Johnny Billquist wrote:
> Michael Truog wrote:
>> Matthew Sackman wrote:
>>> On Sat, Jul 11, 2009 at 01:24:46AM +0200, Johnny Billquist wrote:
>>>  
>>>> Nagle is actually a good thing, which improves performance, not
>>>> decrease it.
>>>>
>>>> There is one specific situation when you don't want nagle, and that
>>>> is if you send very little data, and what it to be sent immediately.
>>>> In that specific case, Nagle is an obstruction and should be shut
>>>> off.
>>>>     
>>> Yup. The immediate part shouldn't be underestimated. The improvement to
>>> latency can be significant. If you're doing a lot of client-server
>>> communication, then disabling Nagle can improve throughput
>>> substantially
>>> as the latency comes down thus permitting higher round trips per
>>> second.
>>>
>>> Matthew
>>>   
>> As clarification, disabling Nagle is best for low latency networks and
>> improves throughput.  High latency networks can benefit from the
>> algorithm, so it is generally used unless it is an internal cluster of
>> computers.
>>
>> See http://en.wikipedia.org/wiki/Nagle's_algorithm
>> to see why real-time systems avoid Nagle.
>
> Hmm, I can't see how Nagle would help if you have a high latency
> network.
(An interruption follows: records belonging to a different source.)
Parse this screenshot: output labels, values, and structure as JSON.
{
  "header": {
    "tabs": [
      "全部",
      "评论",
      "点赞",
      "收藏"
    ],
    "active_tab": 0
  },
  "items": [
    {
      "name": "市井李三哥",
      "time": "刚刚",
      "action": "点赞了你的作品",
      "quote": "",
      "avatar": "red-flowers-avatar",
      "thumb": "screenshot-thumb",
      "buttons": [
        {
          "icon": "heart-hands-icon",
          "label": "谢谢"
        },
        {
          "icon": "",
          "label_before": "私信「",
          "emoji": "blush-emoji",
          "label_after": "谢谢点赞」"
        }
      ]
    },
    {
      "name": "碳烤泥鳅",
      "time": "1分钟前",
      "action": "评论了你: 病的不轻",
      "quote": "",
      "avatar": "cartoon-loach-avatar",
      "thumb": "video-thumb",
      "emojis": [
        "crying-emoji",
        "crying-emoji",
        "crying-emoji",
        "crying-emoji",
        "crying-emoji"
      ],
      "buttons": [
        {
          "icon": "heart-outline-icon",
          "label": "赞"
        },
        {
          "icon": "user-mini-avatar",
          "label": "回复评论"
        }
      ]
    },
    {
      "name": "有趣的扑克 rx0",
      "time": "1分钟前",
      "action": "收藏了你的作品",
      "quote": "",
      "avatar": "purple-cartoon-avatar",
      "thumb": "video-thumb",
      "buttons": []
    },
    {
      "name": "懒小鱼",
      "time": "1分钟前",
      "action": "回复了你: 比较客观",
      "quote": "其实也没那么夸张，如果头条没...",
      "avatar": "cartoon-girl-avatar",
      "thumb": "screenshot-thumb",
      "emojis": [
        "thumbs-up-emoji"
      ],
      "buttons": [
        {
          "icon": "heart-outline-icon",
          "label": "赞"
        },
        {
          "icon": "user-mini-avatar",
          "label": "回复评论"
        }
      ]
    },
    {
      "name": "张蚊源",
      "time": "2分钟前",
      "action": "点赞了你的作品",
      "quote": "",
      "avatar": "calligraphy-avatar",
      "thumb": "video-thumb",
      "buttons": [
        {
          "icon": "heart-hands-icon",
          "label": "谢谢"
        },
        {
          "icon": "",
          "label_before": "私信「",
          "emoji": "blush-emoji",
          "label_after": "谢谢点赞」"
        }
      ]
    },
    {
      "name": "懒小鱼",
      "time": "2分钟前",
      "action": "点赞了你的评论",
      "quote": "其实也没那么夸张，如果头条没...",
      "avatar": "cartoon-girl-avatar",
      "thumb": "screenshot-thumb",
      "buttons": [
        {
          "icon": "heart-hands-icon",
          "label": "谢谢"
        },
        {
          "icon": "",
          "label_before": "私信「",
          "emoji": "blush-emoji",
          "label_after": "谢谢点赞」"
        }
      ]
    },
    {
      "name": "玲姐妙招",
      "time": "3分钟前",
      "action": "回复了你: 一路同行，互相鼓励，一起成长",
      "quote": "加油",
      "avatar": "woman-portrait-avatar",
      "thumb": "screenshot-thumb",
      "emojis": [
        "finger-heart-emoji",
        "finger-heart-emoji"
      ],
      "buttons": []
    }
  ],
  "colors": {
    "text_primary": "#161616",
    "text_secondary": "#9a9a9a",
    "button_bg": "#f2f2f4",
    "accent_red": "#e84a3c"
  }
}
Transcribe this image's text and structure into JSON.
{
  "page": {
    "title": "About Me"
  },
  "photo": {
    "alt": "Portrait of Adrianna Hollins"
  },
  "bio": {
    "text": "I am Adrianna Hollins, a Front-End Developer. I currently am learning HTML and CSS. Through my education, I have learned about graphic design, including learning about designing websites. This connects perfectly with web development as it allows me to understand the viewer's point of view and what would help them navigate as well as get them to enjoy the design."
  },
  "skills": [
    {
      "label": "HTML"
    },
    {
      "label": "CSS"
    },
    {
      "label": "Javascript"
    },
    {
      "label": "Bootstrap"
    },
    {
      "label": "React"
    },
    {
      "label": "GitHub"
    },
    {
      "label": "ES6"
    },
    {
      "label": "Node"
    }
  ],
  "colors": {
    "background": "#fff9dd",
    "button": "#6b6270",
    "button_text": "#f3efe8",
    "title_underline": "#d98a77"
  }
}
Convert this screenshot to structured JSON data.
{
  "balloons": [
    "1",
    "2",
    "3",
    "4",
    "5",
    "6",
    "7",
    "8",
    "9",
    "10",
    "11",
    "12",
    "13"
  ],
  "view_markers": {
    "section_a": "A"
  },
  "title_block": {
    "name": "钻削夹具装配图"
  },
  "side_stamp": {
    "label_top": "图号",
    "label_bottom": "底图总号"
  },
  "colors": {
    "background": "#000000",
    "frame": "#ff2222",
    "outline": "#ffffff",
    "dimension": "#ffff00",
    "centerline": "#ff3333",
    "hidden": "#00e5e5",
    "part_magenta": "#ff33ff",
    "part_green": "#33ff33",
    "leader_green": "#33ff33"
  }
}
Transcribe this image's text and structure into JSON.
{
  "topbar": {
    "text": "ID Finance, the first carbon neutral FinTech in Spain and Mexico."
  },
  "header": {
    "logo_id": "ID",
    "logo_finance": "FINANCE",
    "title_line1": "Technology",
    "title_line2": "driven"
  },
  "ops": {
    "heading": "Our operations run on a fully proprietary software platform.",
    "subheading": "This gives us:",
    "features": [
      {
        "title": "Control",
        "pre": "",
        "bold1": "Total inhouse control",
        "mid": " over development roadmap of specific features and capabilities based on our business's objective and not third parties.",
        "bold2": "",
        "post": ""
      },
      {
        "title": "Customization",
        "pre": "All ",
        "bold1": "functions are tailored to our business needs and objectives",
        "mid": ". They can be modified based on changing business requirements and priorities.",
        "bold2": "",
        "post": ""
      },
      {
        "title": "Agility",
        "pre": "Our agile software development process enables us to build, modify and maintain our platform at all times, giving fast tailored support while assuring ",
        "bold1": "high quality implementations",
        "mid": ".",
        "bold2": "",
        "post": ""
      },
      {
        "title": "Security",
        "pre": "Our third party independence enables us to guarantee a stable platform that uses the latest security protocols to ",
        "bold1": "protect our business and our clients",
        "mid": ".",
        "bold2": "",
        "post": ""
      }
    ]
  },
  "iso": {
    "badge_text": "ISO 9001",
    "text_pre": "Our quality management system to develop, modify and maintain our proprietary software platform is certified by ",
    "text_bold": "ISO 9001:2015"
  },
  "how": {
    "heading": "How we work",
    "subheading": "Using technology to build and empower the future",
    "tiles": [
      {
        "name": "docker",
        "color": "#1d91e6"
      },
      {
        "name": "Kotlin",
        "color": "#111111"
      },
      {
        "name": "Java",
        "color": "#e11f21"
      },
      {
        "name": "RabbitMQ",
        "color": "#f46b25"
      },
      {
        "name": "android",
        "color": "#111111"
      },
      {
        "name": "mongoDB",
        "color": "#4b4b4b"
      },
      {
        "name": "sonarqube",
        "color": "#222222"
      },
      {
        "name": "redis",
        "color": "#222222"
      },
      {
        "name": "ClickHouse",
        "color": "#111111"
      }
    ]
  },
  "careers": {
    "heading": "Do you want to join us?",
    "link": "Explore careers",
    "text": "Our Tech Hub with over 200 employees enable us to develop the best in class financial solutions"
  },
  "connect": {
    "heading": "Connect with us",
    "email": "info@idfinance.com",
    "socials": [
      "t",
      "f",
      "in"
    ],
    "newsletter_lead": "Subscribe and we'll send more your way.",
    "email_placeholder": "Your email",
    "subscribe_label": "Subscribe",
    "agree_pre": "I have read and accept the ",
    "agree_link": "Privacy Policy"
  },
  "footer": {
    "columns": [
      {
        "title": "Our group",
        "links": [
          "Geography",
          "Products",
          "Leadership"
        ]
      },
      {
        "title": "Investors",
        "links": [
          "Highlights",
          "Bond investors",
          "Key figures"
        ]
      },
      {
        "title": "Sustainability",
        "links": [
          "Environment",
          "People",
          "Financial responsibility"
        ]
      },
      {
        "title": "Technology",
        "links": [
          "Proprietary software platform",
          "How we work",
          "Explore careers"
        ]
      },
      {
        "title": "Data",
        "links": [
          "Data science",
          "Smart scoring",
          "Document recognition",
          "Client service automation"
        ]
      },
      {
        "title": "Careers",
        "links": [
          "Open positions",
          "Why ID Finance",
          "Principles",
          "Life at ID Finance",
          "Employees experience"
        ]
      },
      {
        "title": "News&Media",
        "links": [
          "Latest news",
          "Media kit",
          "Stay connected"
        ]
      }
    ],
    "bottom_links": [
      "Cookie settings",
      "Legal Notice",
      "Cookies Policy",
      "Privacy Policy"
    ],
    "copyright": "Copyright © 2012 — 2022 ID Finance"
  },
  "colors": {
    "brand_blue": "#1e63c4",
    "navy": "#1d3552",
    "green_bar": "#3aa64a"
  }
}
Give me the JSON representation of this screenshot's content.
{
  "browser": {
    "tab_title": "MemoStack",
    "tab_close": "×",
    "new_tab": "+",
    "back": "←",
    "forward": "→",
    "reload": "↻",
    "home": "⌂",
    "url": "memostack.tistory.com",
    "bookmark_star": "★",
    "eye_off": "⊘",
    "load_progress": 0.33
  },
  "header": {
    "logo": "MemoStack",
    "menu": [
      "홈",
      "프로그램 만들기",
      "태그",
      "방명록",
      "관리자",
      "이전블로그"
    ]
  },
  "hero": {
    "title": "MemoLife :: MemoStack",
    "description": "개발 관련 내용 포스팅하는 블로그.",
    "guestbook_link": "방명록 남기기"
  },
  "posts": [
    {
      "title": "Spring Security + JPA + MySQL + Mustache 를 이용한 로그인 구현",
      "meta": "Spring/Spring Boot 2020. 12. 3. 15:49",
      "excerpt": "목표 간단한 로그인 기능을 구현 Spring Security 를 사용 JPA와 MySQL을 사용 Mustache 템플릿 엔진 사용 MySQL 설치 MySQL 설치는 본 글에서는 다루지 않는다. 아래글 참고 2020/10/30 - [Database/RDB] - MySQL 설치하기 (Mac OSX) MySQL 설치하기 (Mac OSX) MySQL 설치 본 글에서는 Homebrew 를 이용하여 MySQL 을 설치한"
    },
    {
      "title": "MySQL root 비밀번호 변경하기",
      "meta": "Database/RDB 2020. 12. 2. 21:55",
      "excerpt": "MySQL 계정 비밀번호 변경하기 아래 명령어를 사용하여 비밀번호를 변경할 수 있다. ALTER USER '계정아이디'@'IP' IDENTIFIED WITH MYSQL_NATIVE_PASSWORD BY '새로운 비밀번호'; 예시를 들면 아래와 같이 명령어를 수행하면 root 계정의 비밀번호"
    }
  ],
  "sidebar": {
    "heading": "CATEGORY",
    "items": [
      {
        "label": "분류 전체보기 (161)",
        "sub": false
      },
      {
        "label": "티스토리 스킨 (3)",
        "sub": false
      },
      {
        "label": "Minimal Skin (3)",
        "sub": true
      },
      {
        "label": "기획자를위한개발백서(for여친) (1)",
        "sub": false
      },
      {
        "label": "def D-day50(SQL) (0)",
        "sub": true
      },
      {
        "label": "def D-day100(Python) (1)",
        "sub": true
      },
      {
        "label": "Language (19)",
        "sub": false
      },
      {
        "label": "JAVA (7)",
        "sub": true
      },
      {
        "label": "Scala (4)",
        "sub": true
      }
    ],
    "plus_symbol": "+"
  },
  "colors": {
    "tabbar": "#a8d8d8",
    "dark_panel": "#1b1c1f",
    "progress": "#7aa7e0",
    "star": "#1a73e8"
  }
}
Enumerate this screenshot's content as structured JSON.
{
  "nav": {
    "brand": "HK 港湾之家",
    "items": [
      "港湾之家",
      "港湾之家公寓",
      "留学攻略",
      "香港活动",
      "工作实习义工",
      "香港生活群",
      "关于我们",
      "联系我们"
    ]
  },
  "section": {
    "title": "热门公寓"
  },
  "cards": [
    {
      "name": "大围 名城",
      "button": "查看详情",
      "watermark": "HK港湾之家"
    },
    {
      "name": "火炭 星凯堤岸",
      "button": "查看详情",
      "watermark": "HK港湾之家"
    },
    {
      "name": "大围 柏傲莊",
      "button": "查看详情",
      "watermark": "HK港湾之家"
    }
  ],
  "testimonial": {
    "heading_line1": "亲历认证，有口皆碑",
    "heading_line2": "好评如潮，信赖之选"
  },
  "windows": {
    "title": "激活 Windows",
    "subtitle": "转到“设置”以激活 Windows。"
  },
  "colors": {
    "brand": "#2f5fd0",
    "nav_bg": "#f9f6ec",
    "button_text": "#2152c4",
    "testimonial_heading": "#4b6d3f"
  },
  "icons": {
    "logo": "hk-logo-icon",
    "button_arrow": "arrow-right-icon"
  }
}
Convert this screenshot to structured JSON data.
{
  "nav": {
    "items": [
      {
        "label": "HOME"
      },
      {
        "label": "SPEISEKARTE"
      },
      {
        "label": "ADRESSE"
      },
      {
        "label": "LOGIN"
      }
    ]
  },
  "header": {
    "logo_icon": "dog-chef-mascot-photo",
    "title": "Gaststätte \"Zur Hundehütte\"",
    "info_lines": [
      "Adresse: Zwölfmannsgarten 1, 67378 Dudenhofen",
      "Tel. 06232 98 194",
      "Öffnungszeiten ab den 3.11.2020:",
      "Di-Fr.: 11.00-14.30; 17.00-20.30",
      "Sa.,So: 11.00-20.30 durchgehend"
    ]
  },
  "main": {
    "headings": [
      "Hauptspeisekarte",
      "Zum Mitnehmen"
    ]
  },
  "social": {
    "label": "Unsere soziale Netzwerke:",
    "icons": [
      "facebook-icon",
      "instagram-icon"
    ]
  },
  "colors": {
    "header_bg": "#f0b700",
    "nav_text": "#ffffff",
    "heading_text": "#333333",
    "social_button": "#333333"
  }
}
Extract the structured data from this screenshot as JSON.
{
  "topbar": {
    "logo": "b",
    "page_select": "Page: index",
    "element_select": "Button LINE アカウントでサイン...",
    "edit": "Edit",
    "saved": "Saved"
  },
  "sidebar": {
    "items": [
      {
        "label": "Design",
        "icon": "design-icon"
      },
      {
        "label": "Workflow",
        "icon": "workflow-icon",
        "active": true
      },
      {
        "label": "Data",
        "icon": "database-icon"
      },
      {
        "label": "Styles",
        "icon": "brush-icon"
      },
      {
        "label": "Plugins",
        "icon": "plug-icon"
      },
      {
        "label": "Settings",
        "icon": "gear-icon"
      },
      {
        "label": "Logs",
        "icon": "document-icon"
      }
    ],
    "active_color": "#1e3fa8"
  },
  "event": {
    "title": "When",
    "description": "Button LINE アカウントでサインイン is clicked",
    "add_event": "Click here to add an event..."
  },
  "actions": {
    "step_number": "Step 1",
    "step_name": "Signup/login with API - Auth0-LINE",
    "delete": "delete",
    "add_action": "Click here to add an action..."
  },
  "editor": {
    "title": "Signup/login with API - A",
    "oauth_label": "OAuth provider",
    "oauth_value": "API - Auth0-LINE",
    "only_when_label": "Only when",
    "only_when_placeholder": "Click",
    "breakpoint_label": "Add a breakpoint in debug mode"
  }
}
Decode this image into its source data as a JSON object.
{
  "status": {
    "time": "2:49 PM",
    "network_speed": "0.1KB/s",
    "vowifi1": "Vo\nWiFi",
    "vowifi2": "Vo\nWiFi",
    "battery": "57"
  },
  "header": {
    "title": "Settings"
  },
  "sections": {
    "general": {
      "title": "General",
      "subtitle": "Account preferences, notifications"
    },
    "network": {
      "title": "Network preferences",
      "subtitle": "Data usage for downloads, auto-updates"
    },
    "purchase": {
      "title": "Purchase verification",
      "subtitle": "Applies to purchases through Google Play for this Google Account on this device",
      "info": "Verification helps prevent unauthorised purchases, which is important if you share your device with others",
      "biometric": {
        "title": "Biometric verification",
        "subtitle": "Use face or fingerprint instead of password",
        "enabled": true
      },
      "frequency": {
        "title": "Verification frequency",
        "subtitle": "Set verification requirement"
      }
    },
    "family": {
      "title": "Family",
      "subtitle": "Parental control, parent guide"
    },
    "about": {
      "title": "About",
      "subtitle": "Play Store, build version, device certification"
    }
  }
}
Don't make no sense at all. That's not what Nagle is for.
> That's what you have sliding window protocols for. And large packets,
> large windows and large buffers.
>
> But any high volume connection will benifit from Nagle. Try turning
> off Nagle and do a file transfer, and you could become very
> disappointed with the performance.
>
> What Nagle really aims at, is when you have an application send lots
> of small pieces of data. Without Nagle, each little bit will be send
> it it's own TCP segment. With Nagle, all those small sends will be
> bundled together in a larger TCP segment. Now, Nagle don't neccesarily
> delay data, it only delays data if you have a segment smaller than
> MSS, otherwise it will be send right away anyway, since there is no
> point in delaying that packet to try and aggregate data.
>
> And file transfers are usually not sending data in chunks adapted to
> the MSS, but instead just sends whatever chunk size is convenient for
> the tcp implementation. Nagle will make sure that the link is used as
> efficiently as possible.
>
> As I said from the start, the only time you should disable Nagle is if
> you are sending *little* data, and want low latency. If you have high
> volumes of data, Nagle will help you, by either not interfering at all
> (if your applicion is sending chunks larger that the MSS), or
> aggregating your data into as large IP packets as possible (thus
> reducing the protocol overhead, and thereby improving throughput).
>
> Real time systems should probably avoid Nagle, because they should be
> very concerned with latency. More so than throughput. :-)
>
>     Johnny
>
Sorry for making this thread longer than it needs to be.  For an
understanding of why Nagle's algorithm is used, there is some
information here:
http://searchnetworking.techtarget.com/sDefinition/0,,sid7_gci754347,00.html
"... this process (called /nagling/) increases the efficiency of a
network application system by decreasing the number of packet
<http://searchNetworking.techtarget.com/sDefinition/0,,sid7_gci212736,00.html>s
that must be sent."

So decreasing number of packets helps with high latency networks.  It
also makes sense that most real-time systems don't care much about high
throughput, but are instead more focused on small, low latency
messages.  However, I can imagine there are real-time systems where
throughput is a concern (in addition to latency).